The company has identified “various operating inefficiencies, which have impacted gross profit and our ability to achieve customer service expectations in both our U.S. Consumer and (generic) businesses,” Winowiecki said. Driving the inefficiencies are rising input costs, lower productivity related primarily to a tight labor market, and competing priorities, he said.

“We are not satisfied with our overall performance results, and corrective actions are under way. Perrigo has undergone an immense amount of organizational change over the last few years, and with the planned separation of the (generic) business, we continue to evolve as an organization,” Winowiecki said. “At the same time, the pace of change in our business environment is arguably unprecedented. While the team has done a tremendous job responding to and embracing these shifts, we lost some focus, which impacted our performance and our ability to achieve our 2018 operating objectives.”

Perrigo reduced guidance for full-year 2018 results to sales of $4.72 billion with adjusted net income of $4.45 to $4.65 per diluted share. Perrigo in August provided guidance for full-year sales of $4.8 billion to $4.9 billion with adjusted net income of $4.75 to $4.95 per diluted share.

Thursday’s quarterly report sent Perrigo shares down more than 16 percent for the day to close at $62.88.

Despite the present difficulty, Kessler said he sees Perrigo getting active again in M&A, although “I don’t see a transformational acquisition in the near term.”
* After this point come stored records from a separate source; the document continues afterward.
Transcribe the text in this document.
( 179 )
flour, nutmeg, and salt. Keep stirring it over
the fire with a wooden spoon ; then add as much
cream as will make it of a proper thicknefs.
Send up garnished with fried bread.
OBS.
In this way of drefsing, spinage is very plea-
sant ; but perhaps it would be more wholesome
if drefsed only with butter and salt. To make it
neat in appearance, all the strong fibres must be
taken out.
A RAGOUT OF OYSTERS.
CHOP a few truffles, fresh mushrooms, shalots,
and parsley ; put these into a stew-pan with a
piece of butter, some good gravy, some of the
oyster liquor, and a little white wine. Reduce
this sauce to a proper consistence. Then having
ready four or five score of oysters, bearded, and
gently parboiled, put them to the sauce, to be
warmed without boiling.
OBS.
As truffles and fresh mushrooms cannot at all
“I see bolt-ons helping stabilize or give us scale in certain markets, in Europe, and in the U.S. Some of these new categories that present themselves from a self-care definition versus a health care definition require small acquisitions for technology or to give us a certain skill set. That could be on the table,” Kessler said. “But job one, fix the core, get the core going. The volume is strong. The talent is strong. There’s no resources that have been cut. R&D budgets are intact, which I was glad to see when I got here. All the makings are there. The organization needs to focus and go after those opportunities.”